Information gained from testimonials like those as well as detailed reports and research from others involved will motivate future training and changes to the way the Charleston Police Department operates.
“The report is a snapshot in time, confirmation of things and our takeaways that will be blended into our bigger picture changes to our policing strategies and training that we’ve begun,” Jackson said. “We began with the Illumination Project and have now gone into a more directive statistical performance-measured racial bias audit.”
This is a similar belief to what McDonald said was the point of the protests in the first place: to speak up against police systems that don’t work for the people they are supposed to serve and draw people’s focus to change.
“You can focus on the protest for months and months, but what we are really wanting to focus on is the change,” he said. “That’s what [community leaders] should be focusing on as well, and that goes for everyone all across the country.”
Though Jackson and other leaders have said there is “much to learn” from the events detailed in the report, she believes Charleston is at least a few steps ahead of other parts of the state.
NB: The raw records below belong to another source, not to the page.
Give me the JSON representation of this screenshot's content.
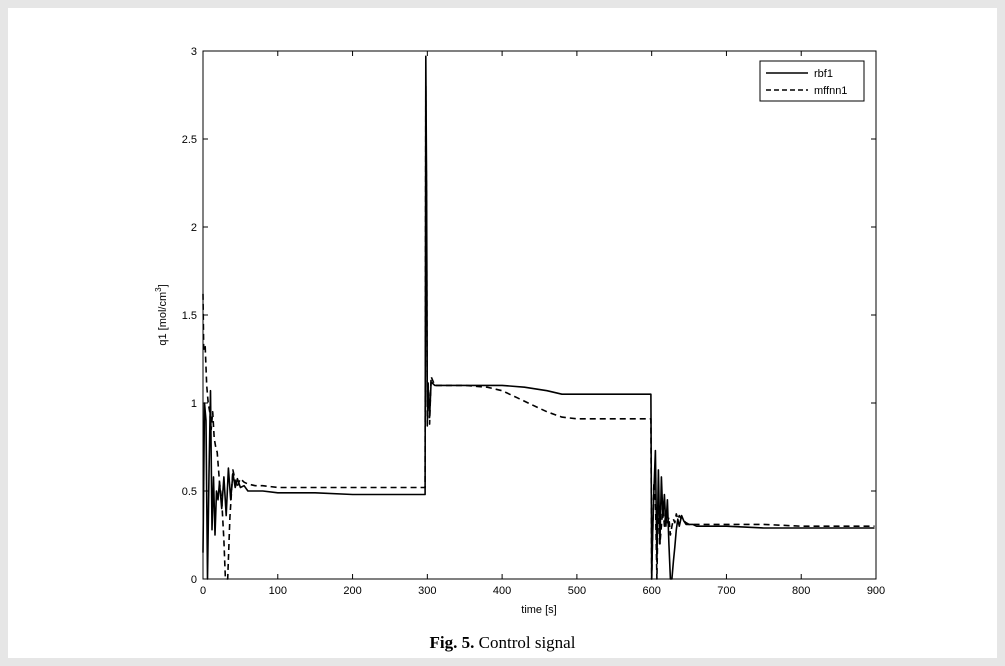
{
  "figure": {
    "caption_label": "Fig. 5.",
    "caption_text": "Control signal"
  },
  "chart_data": {
    "type": "line",
    "xlabel": "time [s]",
    "ylabel": "q1 [mol/cm",
    "ylabel_sup": "3",
    "ylabel_close": "]",
    "xlim": [
      0,
      900
    ],
    "ylim": [
      0,
      3
    ],
    "xticks": [
      0,
      100,
      200,
      300,
      400,
      500,
      600,
      700,
      800,
      900
    ],
    "yticks": [
      0,
      0.5,
      1,
      1.5,
      2,
      2.5,
      3
    ],
    "grid": false,
    "legend_position": "top-right",
    "series": [
      {
        "name": "rbf1",
        "style": "solid",
        "color": "#000000",
        "x": [
          0,
          2,
          4,
          6,
          8,
          10,
          12,
          14,
          16,
          18,
          20,
          22,
          25,
          28,
          31,
          34,
          37,
          40,
          43,
          46,
          50,
          55,
          60,
          70,
          80,
          100,
          150,
          200,
          250,
          297,
          298,
          299,
          300,
          301,
          303,
          305,
          310,
          320,
          350,
          400,
          430,
          460,
          480,
          500,
          550,
          599,
          600,
          601,
          603,
          605,
          607,
          609,
          611,
          613,
          615,
          617,
          619,
          621,
          623,
          625,
          627,
          629,
          631,
          633,
          635,
          637,
          640,
          643,
          646,
          650,
          655,
          660,
          665,
          670,
          680,
          700,
          750,
          800,
          850,
          898
        ],
        "y": [
          0.15,
          1.0,
          0.9,
          0.0,
          0.6,
          1.07,
          0.28,
          0.58,
          0.25,
          0.5,
          0.45,
          0.55,
          0.4,
          0.58,
          0.36,
          0.63,
          0.45,
          0.6,
          0.52,
          0.57,
          0.52,
          0.53,
          0.5,
          0.5,
          0.5,
          0.49,
          0.49,
          0.48,
          0.48,
          0.48,
          2.97,
          2.2,
          0.98,
          1.1,
          0.92,
          1.12,
          1.1,
          1.1,
          1.1,
          1.1,
          1.09,
          1.07,
          1.05,
          1.05,
          1.05,
          1.05,
          0.0,
          0.2,
          0.5,
          0.73,
          0.1,
          0.62,
          0.2,
          0.58,
          0.35,
          0.48,
          0.3,
          0.45,
          0.2,
          0.0,
          0.0,
          0.1,
          0.18,
          0.28,
          0.34,
          0.3,
          0.36,
          0.33,
          0.31,
          0.31,
          0.31,
          0.3,
          0.3,
          0.3,
          0.3,
          0.3,
          0.29,
          0.29,
          0.29,
          0.29
        ]
      },
      {
        "name": "mffnn1",
        "style": "dashed",
        "color": "#000000",
        "x": [
          0,
          1,
          3,
          5,
          7,
          9,
          11,
          13,
          15,
          17,
          19,
          22,
          25,
          28,
          30,
          33,
          36,
          40,
          45,
          50,
          55,
          60,
          70,
          80,
          100,
          150,
          200,
          250,
          297,
          298,
          299,
          300,
          301,
          303,
          305,
          310,
          320,
          350,
          380,
          400,
          420,
          440,
          460,
          480,
          500,
          550,
          599,
          600,
          601,
          603,
          605,
          607,
          609,
          611,
          613,
          615,
          617,
          619,
          621,
          623,
          625,
          627,
          629,
          631,
          633,
          635,
          637,
          640,
          643,
          646,
          650,
          655,
          660,
          665,
          670,
          680,
          700,
          750,
          800,
          850,
          898
        ],
        "y": [
          1.62,
          1.3,
          1.32,
          1.1,
          1.0,
          0.95,
          0.85,
          0.95,
          0.8,
          0.75,
          0.72,
          0.55,
          0.45,
          0.22,
          0.0,
          0.0,
          0.35,
          0.62,
          0.52,
          0.57,
          0.55,
          0.54,
          0.53,
          0.53,
          0.52,
          0.52,
          0.52,
          0.52,
          0.52,
          2.8,
          2.0,
          0.87,
          1.12,
          0.88,
          1.15,
          1.1,
          1.1,
          1.1,
          1.09,
          1.07,
          1.03,
          0.99,
          0.95,
          0.92,
          0.91,
          0.91,
          0.91,
          0.0,
          0.2,
          0.55,
          0.45,
          0.0,
          0.5,
          0.2,
          0.3,
          0.42,
          0.3,
          0.38,
          0.32,
          0.35,
          0.25,
          0.3,
          0.34,
          0.32,
          0.37,
          0.34,
          0.36,
          0.34,
          0.33,
          0.32,
          0.31,
          0.31,
          0.31,
          0.31,
          0.31,
          0.31,
          0.31,
          0.31,
          0.3,
          0.3,
          0.3
        ]
      }
    ]
  }
}
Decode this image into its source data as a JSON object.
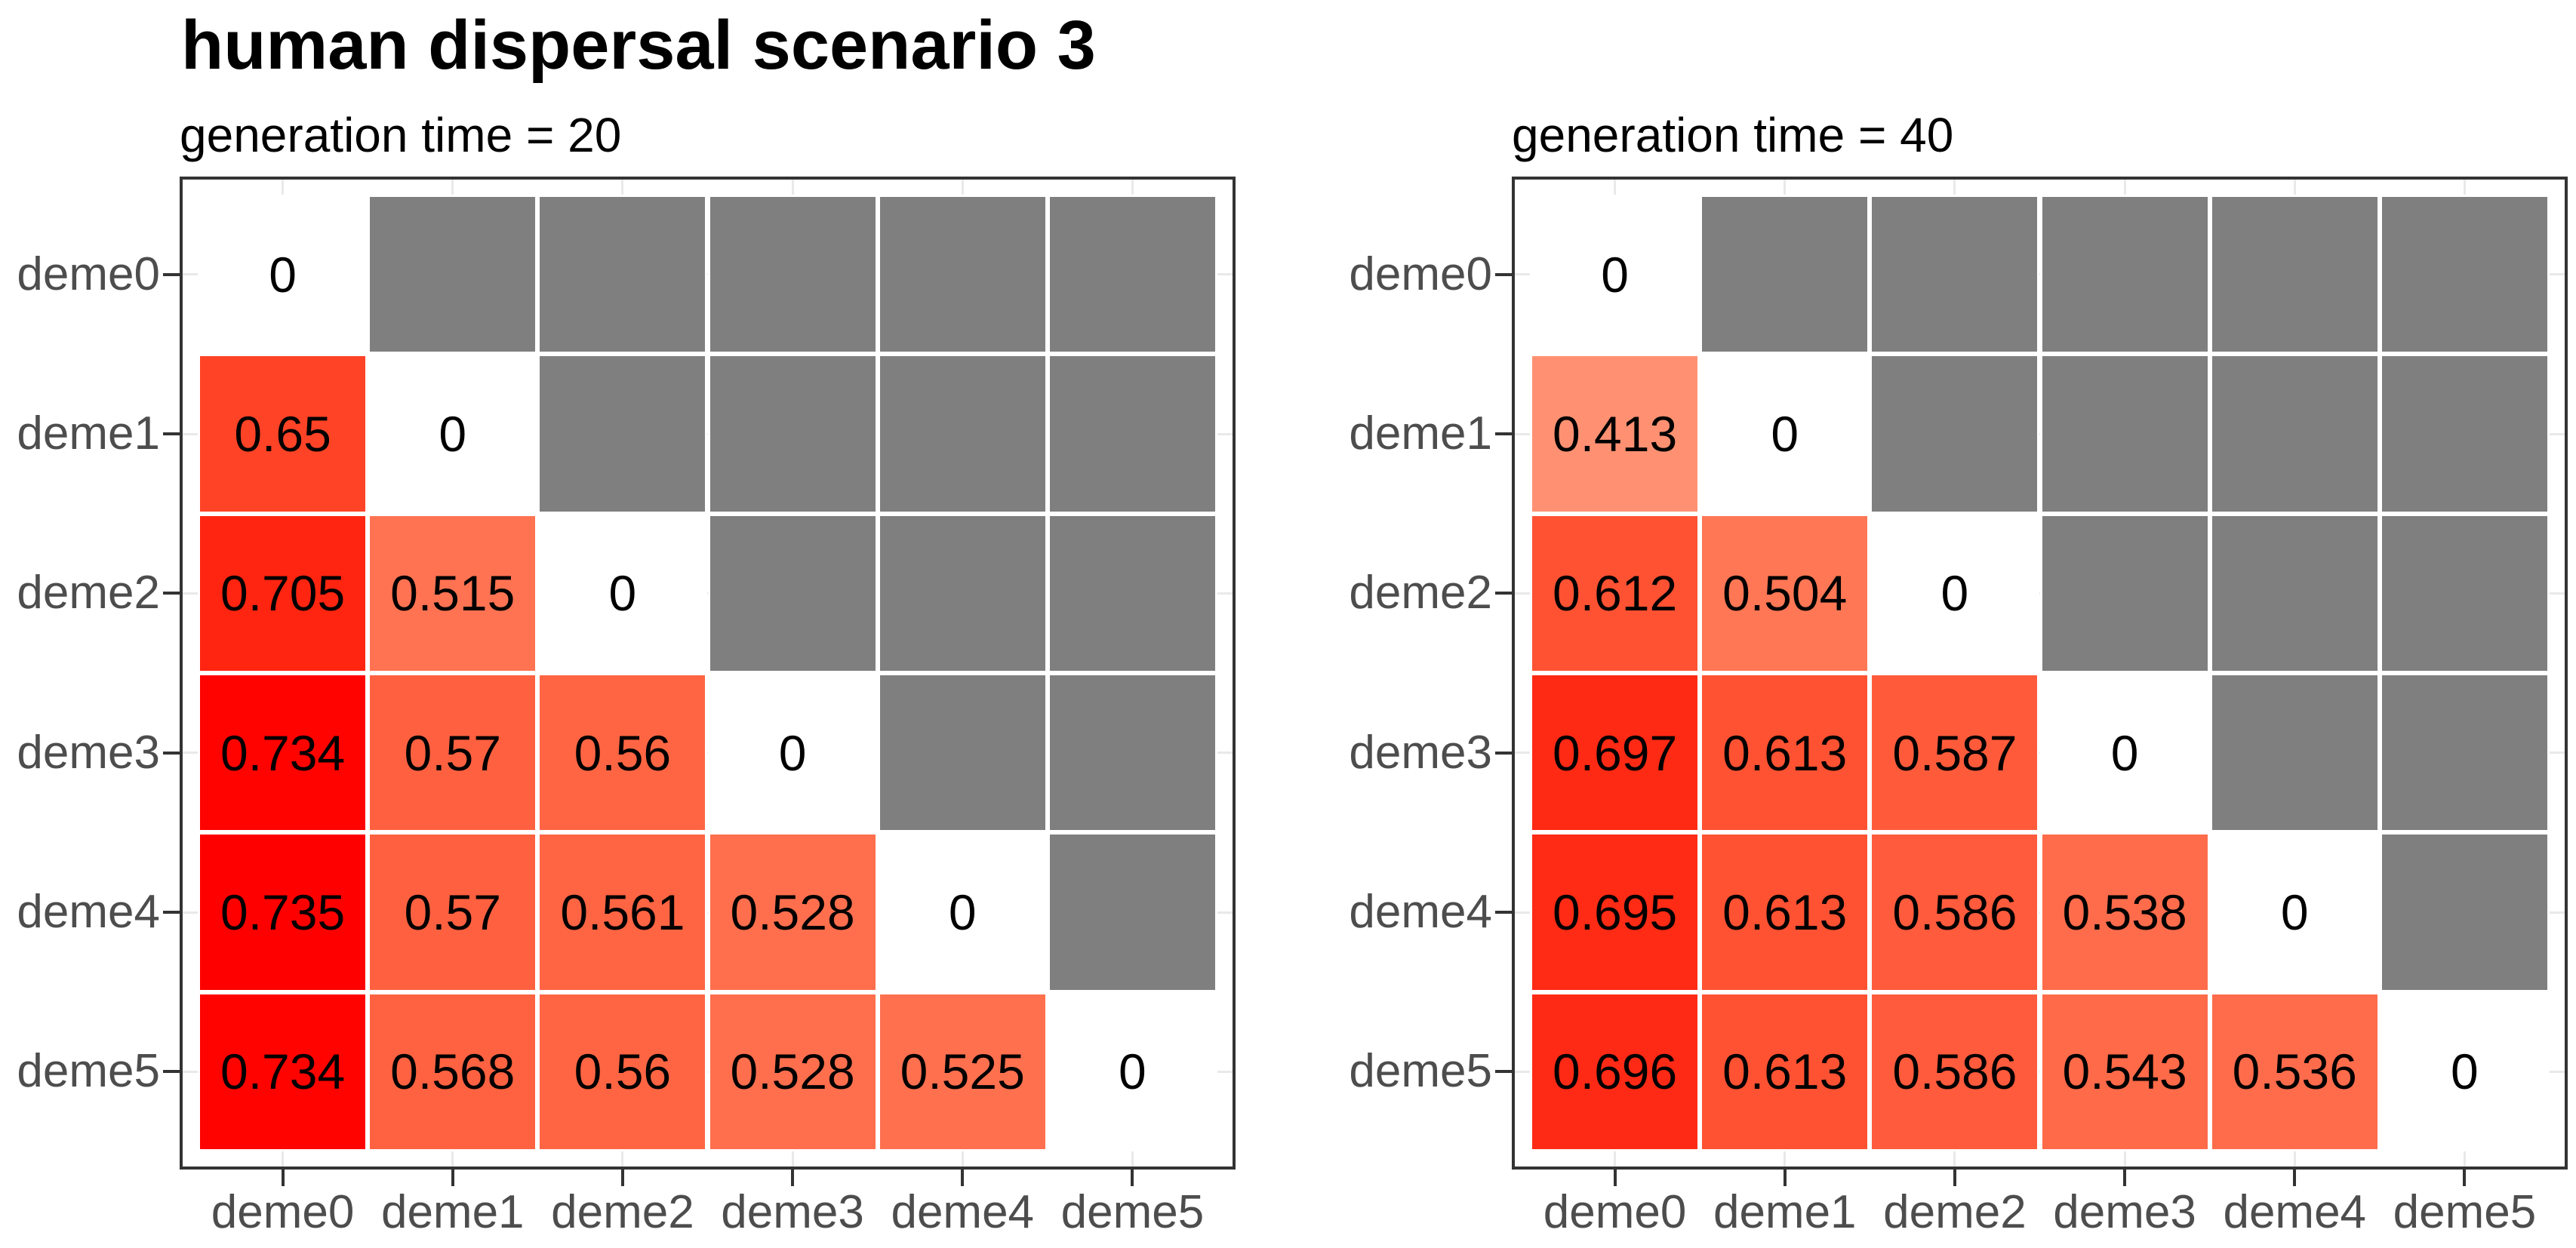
{
  "figure": {
    "background": "#FFFFFF"
  },
  "chart_data": {
    "type": "heatmap",
    "title": "human dispersal scenario 3",
    "legend": "none",
    "grid": "stubs-at-category-centers",
    "color_scale": {
      "low": "#FFFFFF",
      "high": "#FF0000",
      "na_color": "#7F7F7F",
      "domain": [
        0,
        0.735
      ]
    },
    "x_categories": [
      "deme0",
      "deme1",
      "deme2",
      "deme3",
      "deme4",
      "deme5"
    ],
    "y_categories": [
      "deme0",
      "deme1",
      "deme2",
      "deme3",
      "deme4",
      "deme5"
    ],
    "facets": [
      {
        "subtitle": "generation time = 20",
        "values": [
          [
            0,
            null,
            null,
            null,
            null,
            null
          ],
          [
            0.65,
            0,
            null,
            null,
            null,
            null
          ],
          [
            0.705,
            0.515,
            0,
            null,
            null,
            null
          ],
          [
            0.734,
            0.57,
            0.56,
            0,
            null,
            null
          ],
          [
            0.735,
            0.57,
            0.561,
            0.528,
            0,
            null
          ],
          [
            0.734,
            0.568,
            0.56,
            0.528,
            0.525,
            0
          ]
        ],
        "cell_colors": [
          [
            "#FFFFFF",
            "#7F7F7F",
            "#7F7F7F",
            "#7F7F7F",
            "#7F7F7F",
            "#7F7F7F"
          ],
          [
            "#FF4326",
            "#FFFFFF",
            "#7F7F7F",
            "#7F7F7F",
            "#7F7F7F",
            "#7F7F7F"
          ],
          [
            "#FF2510",
            "#FF7352",
            "#FFFFFF",
            "#7F7F7F",
            "#7F7F7F",
            "#7F7F7F"
          ],
          [
            "#FF0300",
            "#FF6140",
            "#FF6543",
            "#FFFFFF",
            "#7F7F7F",
            "#7F7F7F"
          ],
          [
            "#FF0000",
            "#FF6140",
            "#FF6443",
            "#FF6F4E",
            "#FFFFFF",
            "#7F7F7F"
          ],
          [
            "#FF0300",
            "#FF6241",
            "#FF6543",
            "#FF6F4E",
            "#FF704F",
            "#FFFFFF"
          ]
        ]
      },
      {
        "subtitle": "generation time = 40",
        "values": [
          [
            0,
            null,
            null,
            null,
            null,
            null
          ],
          [
            0.413,
            0,
            null,
            null,
            null,
            null
          ],
          [
            0.612,
            0.504,
            0,
            null,
            null,
            null
          ],
          [
            0.697,
            0.613,
            0.587,
            0,
            null,
            null
          ],
          [
            0.695,
            0.613,
            0.586,
            0.538,
            0,
            null
          ],
          [
            0.696,
            0.613,
            0.586,
            0.543,
            0.536,
            0
          ]
        ],
        "cell_colors": [
          [
            "#FFFFFF",
            "#7F7F7F",
            "#7F7F7F",
            "#7F7F7F",
            "#7F7F7F",
            "#7F7F7F"
          ],
          [
            "#FF9172",
            "#FFFFFF",
            "#7F7F7F",
            "#7F7F7F",
            "#7F7F7F",
            "#7F7F7F"
          ],
          [
            "#FF5232",
            "#FF7755",
            "#FFFFFF",
            "#7F7F7F",
            "#7F7F7F",
            "#7F7F7F"
          ],
          [
            "#FF2A14",
            "#FF5232",
            "#FF5B3B",
            "#FFFFFF",
            "#7F7F7F",
            "#7F7F7F"
          ],
          [
            "#FF2B15",
            "#FF5232",
            "#FF5B3C",
            "#FF6C4B",
            "#FFFFFF",
            "#7F7F7F"
          ],
          [
            "#FF2A15",
            "#FF5232",
            "#FF5B3C",
            "#FF6A49",
            "#FF6C4C",
            "#FFFFFF"
          ]
        ]
      }
    ],
    "styles": {
      "panel_border_color": "#333333",
      "panel_background": "#FFFFFF",
      "grid_color": "#E9E9E9",
      "tick_color": "#333333",
      "axis_text_color": "#4D4D4D",
      "cell_text_color": "#000000",
      "na_color": "#7F7F7F",
      "title_color": "#000000",
      "subtitle_color": "#000000"
    }
  }
}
“In states like South Carolina, that don’t want to share taxes or use taxes for more subtle purposes like community programs that would involve economic empowerment as well as mental health intervention and dealing with homelessness on a housing-first basis, there’s so much that’s missing,” Jackson said. “Charleston is better at a lot of those things than some other parts of the state. We care. That’s the message I hope to deliver through these changes.”